15 thoughts on “Short Story: “Dear Dusty…” (December 2020)”

  1. Gee, these are the saddest winter stories this year. I guess it’s our way of remembering and paying tribute. That last pic, it’s like turning the calendar page to a new year.

    1. Yeah I hope my backup idea can go through next year. 😛 (it still wasn’t holiday cheer but it wasn’t loosely based off something that wrecked my month either)

    1. I’m sitting here hoping I wasn’t insulting the dead. Maybe in a more reasonable month I can revisit…well…everything related to this with a clearer head.

  2. What a sad story 😢
    It always hurts extra when young people die completely unexpectedly. It feels like it is against the world order. One must remember to talk together while one is there.

  3. Oh, so beautiful and heart wrenching, but also just full of love. Like I said with Cathy’s piece, it makes me feel like I am part of a great community when writers here feel safe enough to share difficult emotions openly. It warms my heart. HUGS

    1. There isn’t much hope when it comes to the real situation except that any dogs involved are safe and sound.
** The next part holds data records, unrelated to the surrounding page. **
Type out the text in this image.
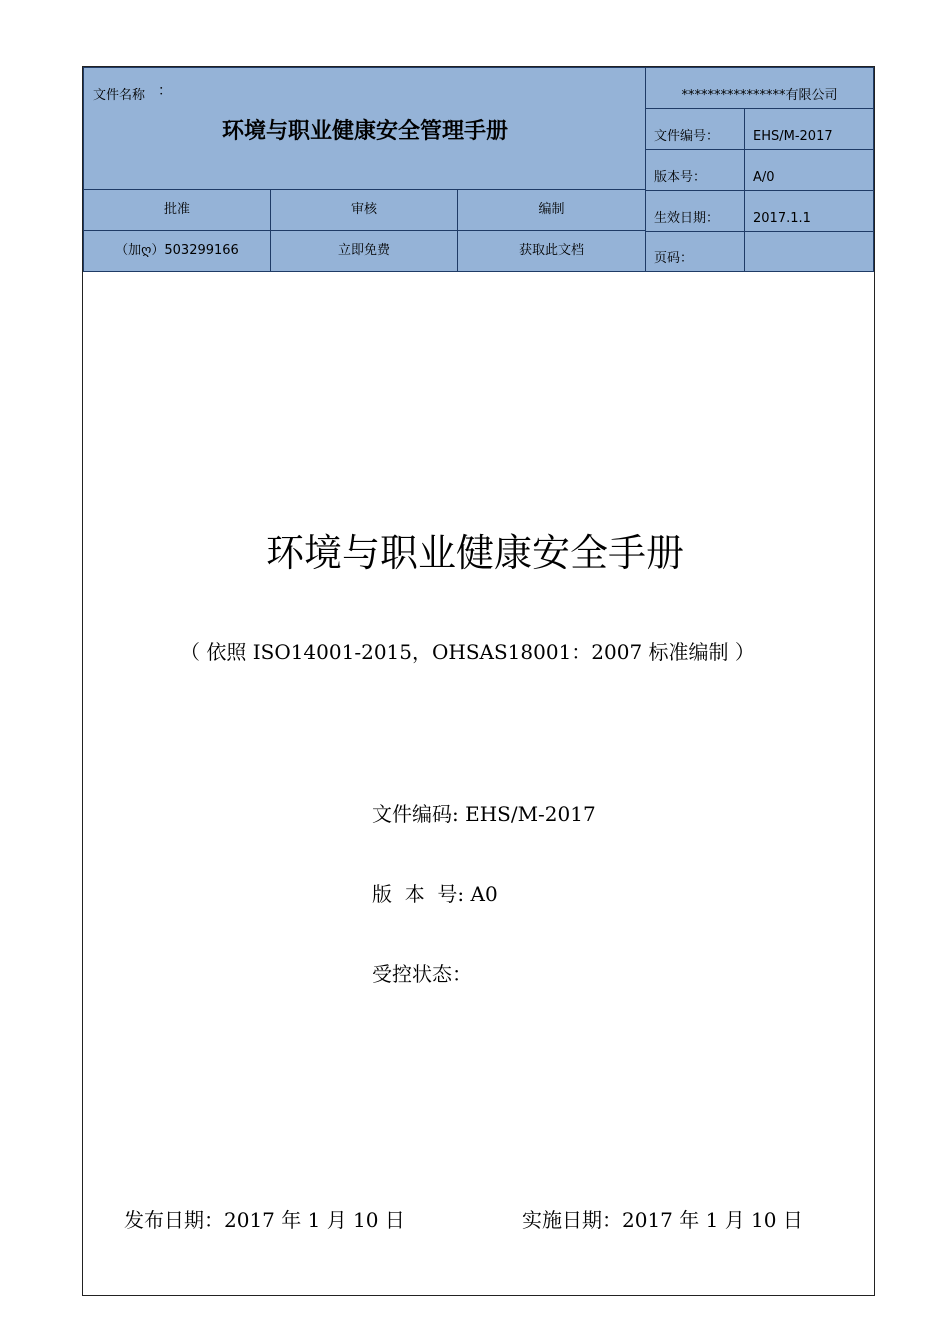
文件名称 ：
环境与职业健康安全管理手册
****************有限公司
文件编号：	EHS/M-2017
版本号：	A/0
生效日期：	2017.1.1
页码：
批准	审核	编制
（加ღ）503299166	立即免费	获取此文档
环境与职业健康安全手册
（ 依照 ISO14001-2015，OHSAS18001：2007 标准编制 ）
文件编码: EHS/M-2017
版  本  号: A0
受控状态：
发布日期：2017 年 1 月 10 日	实施日期：2017 年 1 月 10 日
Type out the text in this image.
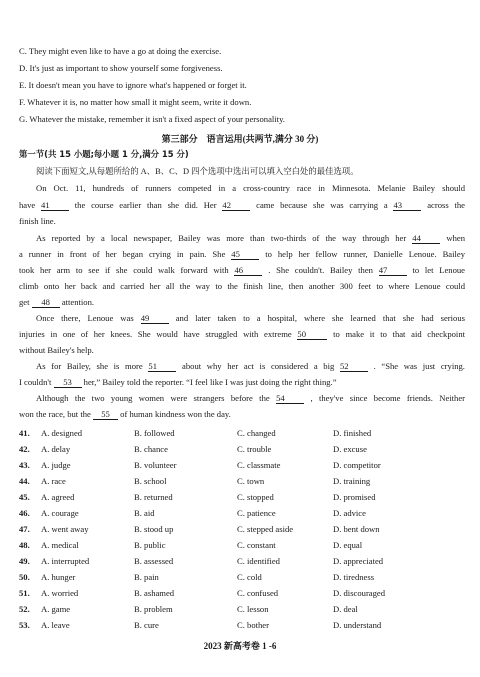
C. They might even like to have a go at doing the exercise.
D. It's just as important to show yourself some forgiveness.
E. It doesn't mean you have to ignore what's happened or forget it.
F. Whatever it is, no matter how small it might seem, write it down.
G. Whatever the mistake, remember it isn't a fixed aspect of your personality.
第三部分　语言运用(共两节,满分 30 分)
第一节(共 15 小题;每小题 1 分,满分 15 分)
阅读下面短文,从每题所给的 A、B、C、D 四个选项中选出可以填入空白处的最佳选项。
On Oct. 11, hundreds of runners competed in a cross-country race in Minnesota. Melanie Bailey should
have 41	the course earlier than she did. Her 42	came because she was carrying a 43	across the
finish line.
As reported by a local newspaper, Bailey was more than two-thirds of the way through her 44	when
a runner in front of her began crying in pain. She 45	to help her fellow runner, Danielle Lenoue. Bailey
took her arm to see if she could walk forward with 46	. She couldn't. Bailey then 47	to let Lenoue
climb onto her back and carried her all the way to the finish line, then another 300 feet to where Lenoue could
get 48 attention.
Once there, Lenoue was 49	and later taken to a hospital, where she learned that she had serious
injuries in one of her knees. She would have struggled with extreme 50	to make it to that aid checkpoint
without Bailey's help.
As for Bailey, she is more 51	about why her act is considered a big 52	. “She was just crying.
I couldn't 53 her,” Bailey told the reporter. “I feel like I was just doing the right thing.”
Although the two young women were strangers before the 54	, they've since become friends. Neither
won the race, but the 55 of human kindness won the day.
41. A. designed	B. followed	C. changed	D. finished
42. A. delay	B. chance	C. trouble	D. excuse
43. A. judge	B. volunteer	C. classmate	D. competitor
44. A. race	B. school	C. town	D. training
45. A. agreed	B. returned	C. stopped	D. promised
46. A. courage	B. aid	C. patience	D. advice
47. A. went away	B. stood up	C. stepped aside	D. bent down
48. A. medical	B. public	C. constant	D. equal
49. A. interrupted	B. assessed	C. identified	D. appreciated
50. A. hunger	B. pain	C. cold	D. tiredness
51. A. worried	B. ashamed	C. confused	D. discouraged
52. A. game	B. problem	C. lesson	D. deal
53. A. leave	B. cure	C. bother	D. understand
2023 新高考卷 1 -6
    1. My chihuahua got SO MANY EXTRA HUGS last month. And still does. There’s something special about the closeness of a tiny dog.

  4. I’m so sorry about your real life situation. You pored out some poignant emotions in this story. I really love that you showed Ximena’s struggle of feeling grief and happy moments at the same time. It makes you feel so guilty to have a bright spot when your grieving, but those points of joy are needed to help us process and, hopefully, heal. Thank you for such a beautiful story.